Shareholders in limited companies will typically not be personally liable for any of the debts of the company, other than for the amount already invested in the company and for any unpaid amount on the shares in the company, if any. If a significant demand for refunds is likely to cause financial issues then in the first instance, limited companies suffering (or anticipating) such difficulties should consider proactively engaging with creditors and other stakeholders with a view to negotiating short term breathing space and ensuring the business is able to continue trading, or, indeed a capital injection would be needed or insolvency considered.
That may be true also for sole traders or clubs and associations, but the mitigation measures will only go so far. Ultimately, if a refund is due and is not paid, then an action for repayment could follow and a number of actions would create significant personal liability.
Race organisers need to look to alternative solutions, for if no express entitlement exists to a refund, entrants and spectators may still expect to receive a refund.

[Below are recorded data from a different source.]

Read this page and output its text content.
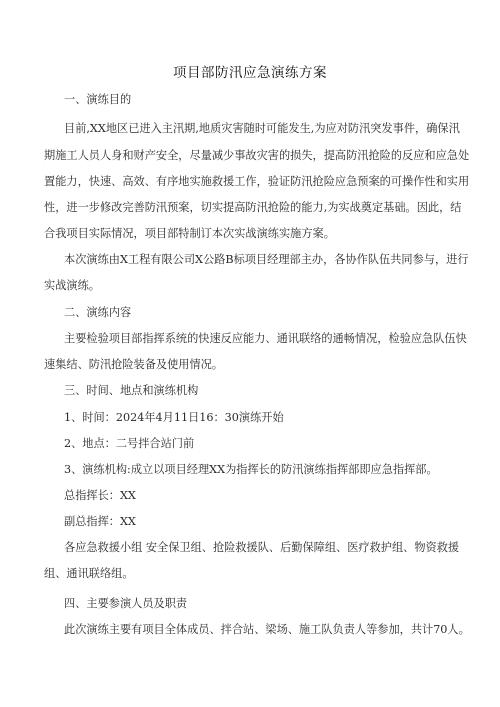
项目部防汛应急演练方案
一、演练目的
目前,XX地区已进入主汛期,地质灾害随时可能发生,为应对防汛突发事件，确保汛
期施工人员人身和财产安全，尽量减少事故灾害的损失，提高防汛抢险的反应和应急处
置能力，快速、高效、有序地实施救援工作，验证防汛抢险应急预案的可操作性和实用
性，进一步修改完善防汛预案，切实提高防汛抢险的能力,为实战奠定基础。因此，结
合我项目实际情况，项目部特制订本次实战演练实施方案。
本次演练由X工程有限公司X公路B标项目经理部主办，各协作队伍共同参与，进行
实战演练。
二、演练内容
主要检验项目部指挥系统的快速反应能力、通讯联络的通畅情况，检验应急队伍快
速集结、防汛抢险装备及使用情况。
三、时间、地点和演练机构
1、时间：2024年4月11日16：30演练开始
2、地点：二号拌合站门前
3、演练机构:成立以项目经理XX为指挥长的防汛演练指挥部即应急指挥部。
总指挥长：XX
副总指挥：XX
各应急救援小组 安全保卫组、抢险救援队、后勤保障组、医疗救护组、物资救援
组、通讯联络组。
四、主要参演人员及职责
此次演练主要有项目全体成员、拌合站、梁场、施工队负责人等参加，共计70人。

The funds received may have been spent; the challenge to meet all of the requests may be too great. And the organiser will wish to ensure that, in these difficult times, they seek to maintain goodwill with entrants and spectators.
runbritain – guidance note 3
The Government announced on 17 March support for businesses through the Coronavirus Business Interruption Loan Scheme. A new temporary Coronavirus Business Interruption Loan Scheme, delivered by the British Business Bank, will launch next week to support businesses to access bank lending and overdrafts. The government will provide lenders with a guarantee of 80% on each loan (subject to a per-lender cap on claims) to give lenders further confidence in continuing to provide finance to SMEs. The government will not charge businesses or banks for this guarantee, and the Scheme will support loans of up to £5 million in value. Businesses can access the first 6 months of that finance interest free, as government will cover the first 6 months of interest payments. This system may assist race organisers in meeting some costs associated with cancellation or postponement of races where a large number of entrants are seeking refunds from the race organisers.